Mr. McNealy, the fiery co-founder and former chief executive of SunMicrosystems, shuns basic math textbooks as bloated monstrosities: their price keeps rising while the core information inside of them stays the same.
“Ten plus 10 has been 20 for a long time,” Mr. McNealy says.
Early this year, Oracle, the database software maker, acquired Sun for $7.4 billion, leaving Mr. McNealy without a job. He has since decided to aim his energy and some money at Curriki, an online hub for free textbooks and other course material that he spearheaded six years ago.
“We are spending $8 billion to $15 billion per year on textbooks” in the United States, Mr. McNealy says. “It seems to me we could put that all online for free.”
The nonprofit Curriki fits into an ever-expanding list of organizations that seek to bring the blunt force of Internet economics to bear on the education market. Even the traditional textbook publishers agree that the days of tweaking a few pages in a book just to sell a new edition are coming to an end.

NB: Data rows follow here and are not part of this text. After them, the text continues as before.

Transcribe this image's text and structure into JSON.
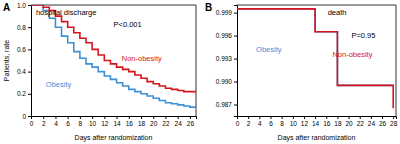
{
  "chart_data": [
    {
      "type": "step",
      "title": "hospital discharge",
      "annotations": [
        "A",
        "P<0.001"
      ],
      "x_label": "Days after randomization",
      "y_label": "Patients, rate",
      "x": [
        0,
        1,
        2,
        3,
        4,
        5,
        6,
        7,
        8,
        9,
        10,
        11,
        12,
        13,
        14,
        15,
        16,
        17,
        18,
        19,
        20,
        21,
        22,
        23,
        24,
        25,
        26,
        27
      ],
      "series": [
        {
          "name": "Obesity",
          "color": "#3d8fd6",
          "values": [
            1.0,
            1.0,
            0.95,
            0.88,
            0.8,
            0.72,
            0.66,
            0.58,
            0.52,
            0.47,
            0.44,
            0.4,
            0.36,
            0.33,
            0.3,
            0.27,
            0.24,
            0.22,
            0.2,
            0.18,
            0.16,
            0.14,
            0.12,
            0.11,
            0.1,
            0.09,
            0.08,
            0.08
          ]
        },
        {
          "name": "Non-obesity",
          "color": "#d8151d",
          "values": [
            1.0,
            1.0,
            0.98,
            0.95,
            0.9,
            0.85,
            0.8,
            0.75,
            0.7,
            0.66,
            0.6,
            0.55,
            0.5,
            0.47,
            0.44,
            0.42,
            0.4,
            0.37,
            0.34,
            0.31,
            0.29,
            0.27,
            0.25,
            0.24,
            0.23,
            0.22,
            0.22,
            0.21
          ]
        }
      ],
      "xlim": [
        0,
        27
      ],
      "xticks": [
        0,
        2,
        4,
        6,
        8,
        10,
        12,
        14,
        16,
        18,
        20,
        22,
        24,
        26
      ],
      "ylim": [
        0,
        1
      ],
      "yticks": [
        0,
        0.2,
        0.4,
        0.6,
        0.8,
        {
          "value": 1,
          "label": "1.0"
        }
      ]
    },
    {
      "type": "step",
      "title": "death",
      "annotations": [
        "B",
        "P=0.95"
      ],
      "x_label": "Days after randomization",
      "x": [
        0,
        14,
        18,
        27,
        28
      ],
      "series": [
        {
          "name": "Obesity",
          "color": "#3d8fd6",
          "values": [
            0.9995,
            0.9965,
            0.9895,
            0.9895,
            0.9895
          ]
        },
        {
          "name": "Non-obesity",
          "color": "#d8151d",
          "values": [
            0.9995,
            0.9965,
            0.9895,
            0.9895,
            0.9865
          ]
        }
      ],
      "xlim": [
        0,
        28.5
      ],
      "xticks": [
        0,
        2,
        4,
        6,
        8,
        10,
        12,
        14,
        16,
        18,
        20,
        22,
        24,
        26,
        28
      ],
      "ylim": [
        0.9855,
        1.0
      ],
      "yticks": [
        0.999,
        0.996,
        0.993,
        {
          "value": 0.99,
          "label": "0.990"
        },
        0.987
      ]
    }
  ]
}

“Today, we are engaged in a very different dialogue with our customers,” says Wendy Colby, a senior vice president of Houghton Mifflin Harcourt. “Our customers are asking us to look at different ways to experiment and to look at different value-based pricing models.”
Mr. McNealy had his own encounter with value-based pricing models while running Sun. The company had thrived as a result of its specialized, pricey technology. And then, in what seemed liked a flash, Sun’s business came undone as a wave of cheaper computers and free, open-source software proved good enough to handle many tasks once done by Sun computers.
At first, Sun fought the open-source set, and then it joined the party by making the source code to its most valuable software available to anyone.
Too little, too late. Sun’s sales continued to decline, making it vulnerable to a takeover.
Houghton Mifflin Harcourt and other top textbook publishers now face their, forgive me, moment in the sun.